Avaliação de tecido corneano processado por um Banco de Olhos de referência

Evaluation of corneal tissue processed by a reference Eye Bank

Reinaldo Ferreira da Silva1; Nathalie Urtiga de Vargas2; Guilherme Andrade Rocha3; Mayana Lopes Freitas4; Luciene Barbosa de Souza5; Natália Pimentel Moreno6; Analisa Raskin7; Luis Felipe Sampaio Queiroz da Silveira8

DOI: 10.1590/S0004-27492009000500015

RESUMO

OBJETIVO: Avaliar a qualidade das córneas processadas pelo Banco de Olhos de Sorocaba - SP e transplantadas fora do Hospital Oftalmológico de Sorocaba, bem como das córneas que tiveram reentrada no Banco de Olhos de Sorocaba durante o ano de 2007. MÉTODOS: Foram contatados os oftalmologistas que transplantaram córneas captadas pelo Banco de Olhos de Sorocaba fora do Hospital Oftalmológico de Sorocaba, bem como os que utilizaram córneas reentradas, a fim de colher as seguintes informações: período desde a captação da córnea até o transplante, transparência do tecido doador, tempo de transplante e falência primária. RESULTADOS: Trezentas e noventa e duas córneas tiveram saída do Banco de Olhos de Sorocaba ao longo do ano de 2007. Dessas, 6 retornaram ao Banco de Olhos de Sorocaba e foram transplantadas no Hospital Oftalmológico de Sorocaba, sendo que nenhuma foi rejeitada; todavia, 2 apresentaram alguma opacidade no eixo visual. Após tentativa de reunir informações a respeito das 386 córneas transplantadas fora do Hospital Oftalmológico de Sorocaba, obtiveram-se dados apenas de 48 transplantes. O tempo médio desde a captação até o transplante foi de 5,5 dias (1-13 dias), e o de seguimento médio pós-operatório, de 9,8 meses (4-15 meses). Três córneas desenvolveram falência primária, 3 evoluíram com opacidade no eixo visual, 1 apresentou ceratite infecciosa que necessitou de transplante tectônico; 1 paciente faleceu e 1 perdeu seguimento. As demais 39 córneas apresentavam-se transparentes. CONCLUSÃO: Por causa das dificuldades de reunir as informações dos pacientes transplantados em outros hospitais, torna-se difícil definir a qualidade das córneas liberadas pelo Banco de Olhos de Sorocaba. Assim, outras análises como as desse estudo são necessárias a fim de definir mudanças e rumos para estudos futuros sobre seleção e conservação das córneas doadas.

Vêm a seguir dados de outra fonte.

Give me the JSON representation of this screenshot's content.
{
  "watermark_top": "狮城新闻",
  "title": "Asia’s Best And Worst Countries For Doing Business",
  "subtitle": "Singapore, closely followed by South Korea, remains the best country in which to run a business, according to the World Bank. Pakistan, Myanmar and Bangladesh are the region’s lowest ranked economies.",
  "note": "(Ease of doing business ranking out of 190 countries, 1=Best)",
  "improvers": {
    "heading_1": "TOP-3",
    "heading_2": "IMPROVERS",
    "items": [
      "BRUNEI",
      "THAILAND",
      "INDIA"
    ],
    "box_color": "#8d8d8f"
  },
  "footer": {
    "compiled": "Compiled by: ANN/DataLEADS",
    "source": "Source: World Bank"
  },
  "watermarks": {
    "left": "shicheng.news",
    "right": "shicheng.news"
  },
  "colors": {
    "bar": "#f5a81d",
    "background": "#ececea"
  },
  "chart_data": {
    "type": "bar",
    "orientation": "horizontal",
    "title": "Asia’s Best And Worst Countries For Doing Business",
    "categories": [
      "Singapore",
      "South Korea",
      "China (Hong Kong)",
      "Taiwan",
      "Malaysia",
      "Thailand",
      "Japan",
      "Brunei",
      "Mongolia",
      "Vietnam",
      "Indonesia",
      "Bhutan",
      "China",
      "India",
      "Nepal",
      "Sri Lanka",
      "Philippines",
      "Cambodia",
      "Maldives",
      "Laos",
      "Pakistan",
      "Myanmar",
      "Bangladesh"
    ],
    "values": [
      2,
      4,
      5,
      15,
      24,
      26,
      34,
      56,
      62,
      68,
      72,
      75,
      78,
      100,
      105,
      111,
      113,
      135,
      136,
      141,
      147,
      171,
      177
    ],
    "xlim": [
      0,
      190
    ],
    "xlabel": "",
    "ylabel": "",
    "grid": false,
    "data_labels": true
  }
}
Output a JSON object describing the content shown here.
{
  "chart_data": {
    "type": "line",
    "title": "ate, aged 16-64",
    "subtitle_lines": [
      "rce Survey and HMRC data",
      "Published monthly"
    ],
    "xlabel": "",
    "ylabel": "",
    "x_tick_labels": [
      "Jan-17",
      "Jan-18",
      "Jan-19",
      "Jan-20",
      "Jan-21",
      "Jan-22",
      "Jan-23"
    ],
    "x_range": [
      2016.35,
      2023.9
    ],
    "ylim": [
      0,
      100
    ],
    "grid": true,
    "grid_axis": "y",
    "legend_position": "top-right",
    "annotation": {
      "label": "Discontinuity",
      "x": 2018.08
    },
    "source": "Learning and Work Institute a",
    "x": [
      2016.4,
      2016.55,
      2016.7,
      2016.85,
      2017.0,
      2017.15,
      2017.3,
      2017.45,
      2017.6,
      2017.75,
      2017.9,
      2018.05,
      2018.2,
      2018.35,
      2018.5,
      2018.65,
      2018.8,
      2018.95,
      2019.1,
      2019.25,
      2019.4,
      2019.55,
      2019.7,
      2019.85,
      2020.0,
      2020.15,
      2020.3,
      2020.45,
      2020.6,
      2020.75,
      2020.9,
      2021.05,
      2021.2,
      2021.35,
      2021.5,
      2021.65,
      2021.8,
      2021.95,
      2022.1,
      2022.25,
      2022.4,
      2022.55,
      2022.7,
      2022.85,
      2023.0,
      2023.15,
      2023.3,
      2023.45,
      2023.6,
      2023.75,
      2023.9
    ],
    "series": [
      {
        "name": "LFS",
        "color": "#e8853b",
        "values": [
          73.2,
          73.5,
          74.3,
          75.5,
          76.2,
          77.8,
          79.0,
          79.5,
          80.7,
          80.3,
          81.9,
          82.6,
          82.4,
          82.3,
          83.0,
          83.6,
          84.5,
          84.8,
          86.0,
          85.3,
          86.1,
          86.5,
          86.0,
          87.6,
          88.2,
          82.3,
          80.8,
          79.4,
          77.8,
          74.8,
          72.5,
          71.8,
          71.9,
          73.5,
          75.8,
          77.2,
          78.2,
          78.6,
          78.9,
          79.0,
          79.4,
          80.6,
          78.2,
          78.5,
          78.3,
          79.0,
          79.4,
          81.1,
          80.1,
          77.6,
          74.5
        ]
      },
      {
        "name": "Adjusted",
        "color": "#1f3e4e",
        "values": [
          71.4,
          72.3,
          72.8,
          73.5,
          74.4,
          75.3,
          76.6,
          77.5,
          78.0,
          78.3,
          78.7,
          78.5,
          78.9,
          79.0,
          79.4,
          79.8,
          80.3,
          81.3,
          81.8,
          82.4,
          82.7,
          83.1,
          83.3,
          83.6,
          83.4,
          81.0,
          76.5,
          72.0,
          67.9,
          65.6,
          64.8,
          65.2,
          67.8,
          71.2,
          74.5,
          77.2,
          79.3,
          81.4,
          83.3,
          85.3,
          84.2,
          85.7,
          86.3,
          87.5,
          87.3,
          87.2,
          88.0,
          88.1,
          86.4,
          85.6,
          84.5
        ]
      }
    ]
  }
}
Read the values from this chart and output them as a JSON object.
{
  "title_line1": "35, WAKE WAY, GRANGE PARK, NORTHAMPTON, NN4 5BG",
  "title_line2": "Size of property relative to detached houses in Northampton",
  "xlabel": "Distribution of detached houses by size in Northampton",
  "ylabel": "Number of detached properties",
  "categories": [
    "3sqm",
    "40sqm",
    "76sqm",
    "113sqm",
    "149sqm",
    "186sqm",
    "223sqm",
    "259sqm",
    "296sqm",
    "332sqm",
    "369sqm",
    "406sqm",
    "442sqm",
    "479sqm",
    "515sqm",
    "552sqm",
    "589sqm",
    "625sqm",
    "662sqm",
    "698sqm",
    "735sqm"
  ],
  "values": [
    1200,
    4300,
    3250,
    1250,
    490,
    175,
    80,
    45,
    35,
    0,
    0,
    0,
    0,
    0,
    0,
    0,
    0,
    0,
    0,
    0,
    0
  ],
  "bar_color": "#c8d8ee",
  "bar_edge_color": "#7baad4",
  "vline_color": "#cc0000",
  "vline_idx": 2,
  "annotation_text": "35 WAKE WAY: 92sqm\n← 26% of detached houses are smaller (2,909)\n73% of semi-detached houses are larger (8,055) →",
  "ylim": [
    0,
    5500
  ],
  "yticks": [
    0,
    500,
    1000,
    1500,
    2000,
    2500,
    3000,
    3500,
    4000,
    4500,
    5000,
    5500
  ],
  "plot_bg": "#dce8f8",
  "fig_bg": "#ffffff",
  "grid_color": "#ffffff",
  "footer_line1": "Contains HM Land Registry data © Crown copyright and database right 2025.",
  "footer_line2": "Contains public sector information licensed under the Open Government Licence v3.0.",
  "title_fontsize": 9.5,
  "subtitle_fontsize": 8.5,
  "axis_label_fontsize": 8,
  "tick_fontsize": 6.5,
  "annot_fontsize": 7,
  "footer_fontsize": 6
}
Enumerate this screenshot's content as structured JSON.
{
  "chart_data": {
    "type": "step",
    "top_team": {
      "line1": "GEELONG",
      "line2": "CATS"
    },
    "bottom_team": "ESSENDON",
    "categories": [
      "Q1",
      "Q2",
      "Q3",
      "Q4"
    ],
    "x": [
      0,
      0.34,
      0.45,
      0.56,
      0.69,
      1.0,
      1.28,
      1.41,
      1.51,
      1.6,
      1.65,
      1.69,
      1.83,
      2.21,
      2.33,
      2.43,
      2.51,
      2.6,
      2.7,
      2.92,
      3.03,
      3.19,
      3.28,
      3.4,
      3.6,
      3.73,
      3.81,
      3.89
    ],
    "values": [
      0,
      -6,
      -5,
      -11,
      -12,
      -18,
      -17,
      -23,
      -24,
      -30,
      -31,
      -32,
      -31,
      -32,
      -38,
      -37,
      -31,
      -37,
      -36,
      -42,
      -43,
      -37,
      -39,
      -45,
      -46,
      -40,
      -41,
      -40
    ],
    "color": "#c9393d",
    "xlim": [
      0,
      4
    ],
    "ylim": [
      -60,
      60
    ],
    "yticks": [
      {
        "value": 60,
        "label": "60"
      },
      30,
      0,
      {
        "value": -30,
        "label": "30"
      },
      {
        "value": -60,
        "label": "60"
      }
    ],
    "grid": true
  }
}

Descritores: Transplante de córnea; Doadores de tecidos; Preservação de órgãos; Bancos de olhos; Doenças da córnea; Hospitais especializados; Estudos retrospectivos

ABSTRACT

PURPOSE: To evaluate the quality of the corneas processed by Sorocaba Eye Bank (BOS) - SP and transplanted out of the Ophthalmology Hospital of Sorocaba (HOS), as well as the corneas that had re-entered in the BOS, being transplanted or not in the HOS, during the year of 2007. METHODS: Ophthalmologists that transplanted corneas processed by BOS outside of the Ophthalmology Hospital of Sorocaba were contacted, as well as those who had used re-entried corneas, to collect the following information: period from eye enucleation until transplant, transparency of the donated tissue, time of transplant and primary failure. RESULTS: During the year of 2007, Sorocaba Eye Bank distributed three hundred and ninety-two corneas for outside HOS. From these, six had returned to BOS and had been transplanted in the Ophthalmology Hospital of Sorocaba. From those, none was rejected; however, two presented some opacity in the visual axis. After attempt to congregate information regarding the 386 transplanted corneas outside HOS, data of only 48 keratoplasty were available. The average time from the enucleation until the keratoplasty was of 5.5 days (1-13 days), and of postoperative average follow-up, 9.8 months (4-15 months). Three corneas had developed primary failure; three presented opacity in the visual axis; one presented infectious keratitis, requiring therapeutic keratoplasty; a patient died and another one lost follow-up. The other 39 corneas did not present any problems until the time this study was ended. CONCLUSION: Because of the difficulties to congregate informations of the patients transplanted in other hospitals, it is difficult to define the quality of the distributed corneas by Sorocaba Eye Bank. Thus, other analysis are necessary in order to define changes and new directions for future studies on selection and preservation of donated corneas.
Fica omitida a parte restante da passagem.